FREIBURG, Germany ? Twenty years old seems a bit young for an identity crisis, but it appears I am smack in the middle of one. Oddly, my confusion does not stem from any personal questions — rather, from a question of which nation I belong in.
Since last September, I have been studying abroad in Freiburg, a small city in southwest Germany. Each day is an adventure, whether it involves calling resident management to fix my telephone, asking a professor a simple question after class or even grocery shopping. Simple tasks requiring little to no thought in the States are a project in a foreign land.
Thus, for the past four months, I have been working hard to assimilate myself to the German lifestyle. But no matter how hard I try to assimilate — to figure Germany out — my nationality precedes itself. I have realized if I stay in Germany for one year or 100, I will always see this country through an American pair of spectacles. Before I left for Germany, I promised myself to take it on its own terms. Despite this, sometimes I cannot make sense of the why. Why Germans do some things they do leaves me completely and utterly stumped.
Germans are known as methodical and orderly people, but I have found many aspects of Germany to be contrary to its reputation. My fellow Badgers, the luxuries we enjoy at Madison! Pre-registration for university courses is unheard of in Freiburg.

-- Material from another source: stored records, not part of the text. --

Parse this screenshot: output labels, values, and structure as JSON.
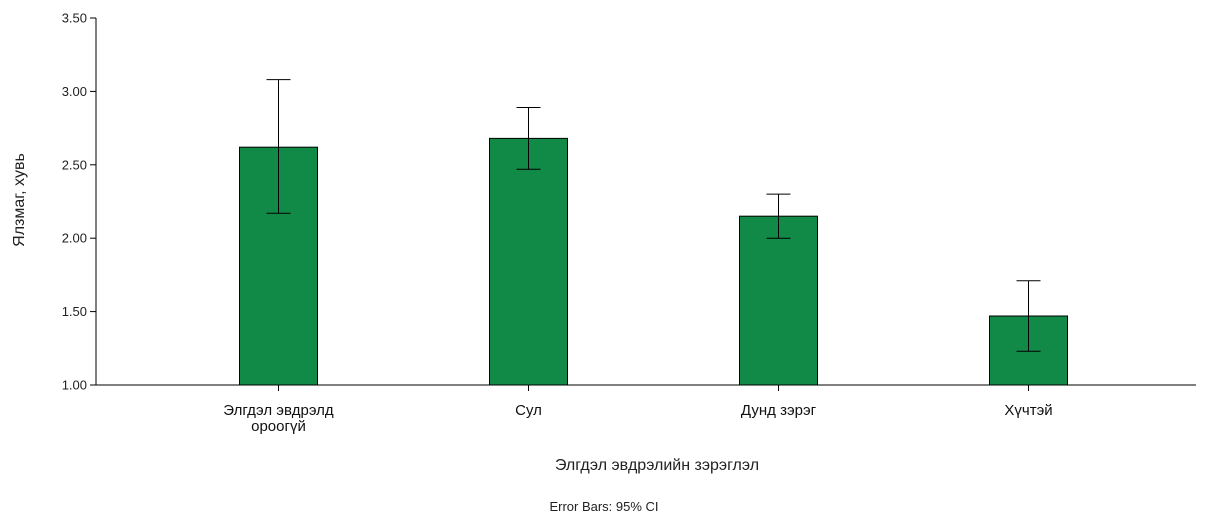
{
  "chart_data": {
    "type": "bar",
    "categories": [
      "Элгдэл эвдрэлд ороогүй",
      "Сул",
      "Дунд зэрэг",
      "Хүчтэй"
    ],
    "category_lines": [
      [
        "Элгдэл эвдрэлд",
        "ороогүй"
      ],
      [
        "Сул"
      ],
      [
        "Дунд зэрэг"
      ],
      [
        "Хүчтэй"
      ]
    ],
    "values": [
      2.62,
      2.68,
      2.15,
      1.47
    ],
    "ci_lower": [
      2.17,
      2.47,
      2.0,
      1.23
    ],
    "ci_upper": [
      3.08,
      2.89,
      2.3,
      1.71
    ],
    "ylim": [
      1.0,
      3.5
    ],
    "yticks": [
      "1.00",
      "1.50",
      "2.00",
      "2.50",
      "3.00",
      "3.50"
    ],
    "ylabel": "Ялзмаг, хувь",
    "xlabel": "Элгдэл эвдрэлийн зэрэглэл",
    "footnote": "Error Bars: 95% CI",
    "bar_color": "#128a47",
    "grid": false
  }
}
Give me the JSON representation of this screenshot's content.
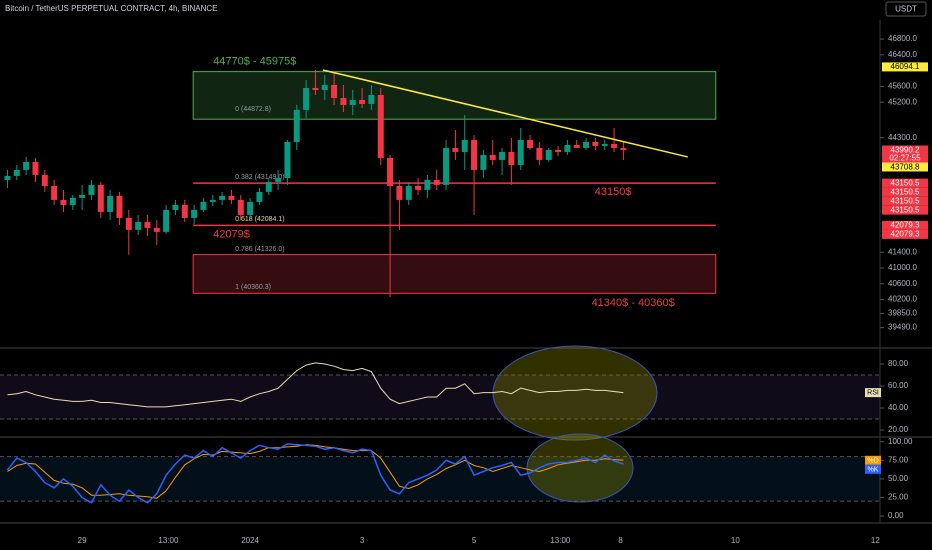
{
  "chart_data": [
    {
      "type": "candlestick",
      "title": "Bitcoin / TetherUS PERPETUAL CONTRACT, 4h, BINANCE",
      "currency": "USDT",
      "up_color": "#089981",
      "down_color": "#f23645",
      "xlim": [
        -0.8,
        93.5
      ],
      "xticks": [
        {
          "value": 8,
          "label": "29"
        },
        {
          "value": 17.25,
          "label": "13:00"
        },
        {
          "value": 26,
          "label": "2024"
        },
        {
          "value": 38,
          "label": "3"
        },
        {
          "value": 50,
          "label": "5"
        },
        {
          "value": 59.25,
          "label": "13:00"
        },
        {
          "value": 65.7,
          "label": "8"
        },
        {
          "value": 78,
          "label": "10"
        },
        {
          "value": 93,
          "label": "12"
        }
      ],
      "ylim": [
        39050,
        47080
      ],
      "yticks": [
        {
          "value": 46800,
          "label": "46800.0"
        },
        {
          "value": 46400,
          "label": "46400.0"
        },
        {
          "value": 45600,
          "label": "45600.0"
        },
        {
          "value": 45200,
          "label": "45200.0"
        },
        {
          "value": 44300,
          "label": "44300.0"
        },
        {
          "value": 41400,
          "label": "41400.0"
        },
        {
          "value": 41000,
          "label": "41000.0"
        },
        {
          "value": 40600,
          "label": "40600.0"
        },
        {
          "value": 40200,
          "label": "40200.0"
        },
        {
          "value": 39850,
          "label": "39850.0"
        },
        {
          "value": 39490,
          "label": "39490.0"
        }
      ],
      "grid": false,
      "x": [
        0,
        1,
        2,
        3,
        4,
        5,
        6,
        7,
        8,
        9,
        10,
        11,
        12,
        13,
        14,
        15,
        16,
        17,
        18,
        19,
        20,
        21,
        22,
        23,
        24,
        25,
        26,
        27,
        28,
        29,
        30,
        31,
        32,
        33,
        34,
        35,
        36,
        37,
        38,
        39,
        40,
        41,
        42,
        43,
        44,
        45,
        46,
        47,
        48,
        49,
        50,
        51,
        52,
        53,
        54,
        55,
        56,
        57,
        58,
        59,
        60,
        61,
        62,
        63,
        64,
        65,
        66
      ],
      "open": [
        43231,
        43332,
        43485,
        43687,
        43358,
        43079,
        42725,
        42598,
        42776,
        42851,
        43105,
        42421,
        42827,
        42269,
        41966,
        42168,
        42016,
        41915,
        42472,
        42598,
        42269,
        42472,
        42674,
        42725,
        42827,
        42725,
        42345,
        42674,
        42928,
        43181,
        43282,
        44193,
        45004,
        45561,
        45510,
        45636,
        45308,
        45130,
        45257,
        45156,
        45383,
        43788,
        43079,
        42725,
        43079,
        42978,
        43231,
        43105,
        44041,
        43940,
        44244,
        43485,
        43864,
        43738,
        43940,
        43611,
        44244,
        44041,
        43738,
        43991,
        43940,
        44117,
        44041,
        44193,
        44092,
        44143,
        44041
      ],
      "high": [
        43485,
        43611,
        43814,
        43788,
        43485,
        43231,
        42978,
        42851,
        43105,
        43231,
        43181,
        42978,
        42928,
        42472,
        42345,
        42345,
        42219,
        42598,
        42725,
        42725,
        42598,
        42776,
        42851,
        42928,
        42978,
        42851,
        42776,
        43029,
        43282,
        43485,
        44244,
        45130,
        45763,
        46017,
        45890,
        45965,
        45636,
        45510,
        45560,
        45636,
        45560,
        43864,
        43231,
        43181,
        43282,
        43358,
        43485,
        44244,
        44497,
        44877,
        44371,
        43991,
        44244,
        44041,
        44295,
        44548,
        44371,
        44193,
        44041,
        44092,
        44244,
        44244,
        44295,
        44295,
        44244,
        44548,
        44193
      ],
      "low": [
        43029,
        43231,
        43358,
        43180,
        42927,
        42598,
        42421,
        42472,
        42472,
        42725,
        42269,
        42219,
        42092,
        41333,
        41839,
        41814,
        41586,
        41864,
        42345,
        42168,
        42118,
        42421,
        42573,
        42598,
        42624,
        42219,
        42269,
        42598,
        42851,
        42978,
        43105,
        43991,
        44801,
        45383,
        45257,
        45130,
        44953,
        44877,
        45054,
        45004,
        43611,
        40270,
        41966,
        42598,
        42851,
        42776,
        42978,
        42978,
        43738,
        43485,
        42345,
        43282,
        43611,
        43358,
        43105,
        43485,
        43991,
        43611,
        43687,
        43839,
        43864,
        44041,
        43991,
        43991,
        43991,
        43940,
        43738
      ],
      "close": [
        43332,
        43485,
        43687,
        43358,
        43079,
        42725,
        42598,
        42776,
        42851,
        43105,
        42421,
        42827,
        42269,
        41966,
        42168,
        42016,
        41915,
        42472,
        42598,
        42269,
        42472,
        42674,
        42725,
        42827,
        42725,
        42345,
        42674,
        42928,
        43181,
        43282,
        44193,
        45004,
        45561,
        45510,
        45636,
        45308,
        45130,
        45257,
        45156,
        45383,
        43788,
        43079,
        42725,
        43079,
        42978,
        43231,
        43105,
        44041,
        43940,
        44244,
        43485,
        43864,
        43738,
        43940,
        43611,
        44244,
        44041,
        43738,
        43991,
        43940,
        44117,
        44041,
        44193,
        44092,
        44143,
        44041,
        43990
      ],
      "trendline": {
        "x": [
          33.8,
          72.9
        ],
        "values": [
          46017,
          43814
        ],
        "color": "#ffeb3b"
      },
      "zones": [
        {
          "low": 44770,
          "high": 45975,
          "x_range": [
            19.9,
            75.9
          ],
          "label": "44770$ - 45975$",
          "color": "#4caf50"
        },
        {
          "low": 40360,
          "high": 41340,
          "x_range": [
            19.9,
            75.9
          ],
          "label": "41340$ - 40360$",
          "color": "#f23645"
        }
      ],
      "levels": [
        {
          "value": 43150,
          "label": "43150$",
          "x_range": [
            19.9,
            75.9
          ],
          "color": "#f23645"
        },
        {
          "value": 42079,
          "label": "42079$",
          "x_range": [
            19.9,
            75.9
          ],
          "color": "#f23645"
        }
      ],
      "fib": [
        {
          "value": 44872.8,
          "label": "0 (44872.8)"
        },
        {
          "value": 43149,
          "label": "0.382 (43149.0)"
        },
        {
          "value": 42084.1,
          "label": "0.618 (42084.1)"
        },
        {
          "value": 41326,
          "label": "0.786 (41326.0)"
        },
        {
          "value": 40360.3,
          "label": "1 (40360.3)"
        }
      ],
      "price_tags": [
        {
          "value": 46094.1,
          "label": "46094.1",
          "color": "#ffeb3b"
        },
        {
          "value": 43990.2,
          "label": "43990.2",
          "sub": "02:27:55",
          "color": "#f23645"
        },
        {
          "value": 43708.8,
          "label": "43708.8",
          "color": "#ffeb3b"
        },
        {
          "value": 43150.5,
          "label": "43150.5",
          "color": "#f23645"
        },
        {
          "value": 43150.5,
          "label": "43150.5",
          "color": "#f23645"
        },
        {
          "value": 43150.5,
          "label": "43150.5",
          "color": "#f23645"
        },
        {
          "value": 43150.5,
          "label": "43150.5",
          "color": "#f23645"
        },
        {
          "value": 42079.3,
          "label": "42079.3",
          "color": "#f23645"
        },
        {
          "value": 42079.3,
          "label": "42079.3",
          "color": "#f23645"
        }
      ]
    },
    {
      "type": "line",
      "ylim": [
        15.5,
        92.7
      ],
      "yticks": [
        {
          "value": 80,
          "label": "80.00"
        },
        {
          "value": 60,
          "label": "60.00"
        },
        {
          "value": 40,
          "label": "40.00"
        },
        {
          "value": 20,
          "label": "20.00"
        }
      ],
      "band": [
        30,
        70
      ],
      "series": [
        {
          "name": "RSI",
          "color": "#e6dfb3",
          "values": [
            52,
            53,
            55,
            52,
            50,
            48,
            47,
            46,
            46,
            47,
            45,
            45,
            44,
            43,
            42,
            41,
            41,
            41,
            42,
            43,
            44,
            45,
            46,
            47,
            48,
            46,
            50,
            53,
            55,
            58,
            66,
            74,
            79,
            81,
            80,
            78,
            75,
            74,
            76,
            73,
            58,
            48,
            44,
            46,
            48,
            50,
            50,
            58,
            58,
            62,
            53,
            54,
            54,
            55,
            53,
            58,
            56,
            54,
            55,
            55,
            56,
            56,
            57,
            56,
            56,
            55,
            54
          ]
        }
      ]
    },
    {
      "type": "line",
      "ylim": [
        -8,
        105
      ],
      "yticks": [
        {
          "value": 100,
          "label": "100.00"
        },
        {
          "value": 75,
          "label": "75.00"
        },
        {
          "value": 50,
          "label": "50.00"
        },
        {
          "value": 25,
          "label": "25.00"
        },
        {
          "value": 0,
          "label": "0.00"
        }
      ],
      "band": [
        20,
        80
      ],
      "series": [
        {
          "name": "%D",
          "color": "#ff9800",
          "values": [
            60,
            68,
            71,
            70,
            59,
            48,
            44,
            43,
            38,
            28,
            28,
            29,
            30,
            28,
            27,
            26,
            24,
            34,
            52,
            69,
            77,
            83,
            82,
            87,
            86,
            85,
            84,
            87,
            92,
            92,
            93,
            94,
            96,
            95,
            93,
            92,
            90,
            88,
            88,
            88,
            78,
            59,
            40,
            37,
            42,
            50,
            56,
            64,
            69,
            75,
            68,
            65,
            60,
            64,
            68,
            65,
            62,
            60,
            64,
            69,
            71,
            73,
            75,
            75,
            77,
            76,
            75
          ]
        },
        {
          "name": "%K",
          "color": "#2962ff",
          "values": [
            62,
            78,
            72,
            60,
            45,
            38,
            50,
            40,
            25,
            18,
            42,
            28,
            20,
            35,
            25,
            18,
            30,
            55,
            70,
            82,
            78,
            88,
            80,
            92,
            85,
            78,
            88,
            95,
            92,
            90,
            97,
            96,
            95,
            94,
            90,
            92,
            88,
            85,
            90,
            88,
            55,
            35,
            30,
            45,
            50,
            55,
            62,
            75,
            70,
            80,
            55,
            60,
            65,
            68,
            72,
            55,
            58,
            65,
            70,
            72,
            72,
            75,
            78,
            72,
            82,
            74,
            70
          ]
        }
      ]
    }
  ]
}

If 80 kids show up for the first class, professors, usually about 15 to 20 minutes late for class, will commonly say, “Next time, only 40 of you come back!” Or, as I have experienced, the professor might throw you out of class straight away.
Dear Madisonians, do not take the University Book Store or the Underground Textbook Exchange for granted. No such bookstores exist here in Freiburg. It would be very methodical for professors to order an appropriate number of textbooks for their classes prior to the semester, but if a bookstore has no copies of a certain book needed for one class, each student must come in separately to order his or her own copy.

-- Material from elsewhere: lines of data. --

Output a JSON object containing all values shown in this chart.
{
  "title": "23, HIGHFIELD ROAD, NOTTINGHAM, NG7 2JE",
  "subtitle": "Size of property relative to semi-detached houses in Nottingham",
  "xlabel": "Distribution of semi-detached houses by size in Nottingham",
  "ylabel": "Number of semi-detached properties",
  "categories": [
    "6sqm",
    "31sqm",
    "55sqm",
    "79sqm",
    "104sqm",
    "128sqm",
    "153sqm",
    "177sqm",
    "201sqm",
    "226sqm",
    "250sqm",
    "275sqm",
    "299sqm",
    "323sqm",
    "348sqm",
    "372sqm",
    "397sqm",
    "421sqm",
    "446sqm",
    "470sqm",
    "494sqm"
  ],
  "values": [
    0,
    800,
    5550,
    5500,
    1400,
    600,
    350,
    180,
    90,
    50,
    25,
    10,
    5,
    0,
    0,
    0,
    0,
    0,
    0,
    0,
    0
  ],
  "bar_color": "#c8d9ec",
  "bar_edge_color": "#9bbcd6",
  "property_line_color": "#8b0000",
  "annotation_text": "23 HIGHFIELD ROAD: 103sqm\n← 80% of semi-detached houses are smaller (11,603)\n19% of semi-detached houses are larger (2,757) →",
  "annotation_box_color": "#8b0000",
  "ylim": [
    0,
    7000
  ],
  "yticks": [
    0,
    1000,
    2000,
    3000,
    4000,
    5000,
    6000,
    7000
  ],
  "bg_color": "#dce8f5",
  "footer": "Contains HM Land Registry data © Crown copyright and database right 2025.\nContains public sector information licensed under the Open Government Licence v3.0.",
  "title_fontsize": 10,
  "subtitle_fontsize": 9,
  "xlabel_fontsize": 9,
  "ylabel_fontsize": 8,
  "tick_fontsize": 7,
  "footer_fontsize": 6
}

A surprising difference from America came in my living situation. I live in Germany’s version of public dorms. I live in an apartment called a Wohngemeinschaft with seven other students. At 20 years old, I am the youngest by three years. All eight of us have our own room, and we share a large kitchen. The way the rooms were assigned, I share a bathroom with three boys, which would never occur in American dorms. (By the grace of God, they are the three cleanest, most polite boys I have ever met.)
While my best friends in Madison are the kids I met in the dorms, my friends in Freiburg primarily do not live in my dorm. To my amusement, my dorm complex centers on a two-story bar instead of a cafeteria. It is as if Ed’s Express in Gordon Commons were a bar. It would be quite a frosty day in hell when an American dorm complex was built around a bar.
Although I have loved (almost) every moment of my stay in Germany, I was excited to fly home to Chicago to spend the holidays with my family and see my friends. After one semester where each day is an adventure, I was glad to embrace America and all the normality that comes with her. I have America figured out; I can do America.
Just as my life had been moving forward in Germany, life had been flying along in America. When I left, my little sister was still a baby in my eyes; now she seems practically grown up. She likes fashion now and has plans on weekend nights. With my friends I felt strange catching up on an entire semester I had no part of.
Also, I had to adjust back to the American way of life. More than once I caught myself thinking in irritation, “This would never happen in Germany!” A 65 mile-an-hour speed limit on the interstate? Ridiculous. Germans enjoy driving more than 100 miles an hour on the Autobahn. Eating day-old bread? Disgusting. Germans buy fresh bread every day. As I had been enjoying the German drinking laws for the past four months, I absentmindedly picked up a six-pack of beer at the grocery store, forgetting that I am still five months shy of my 21st birthday. Even speaking was difficult; I was constantly using German vocabulary and phrases in English sentences.
For two weeks, I, a girl predefined for an entire semester by her nationality, was stumbling around her own nation, homesick for a foreign land. Now I am glad to be back in Germany, yet still lonely at times for my American home.
Joan Cleven ([email protected]) is a junior majoring in English literature and German literature.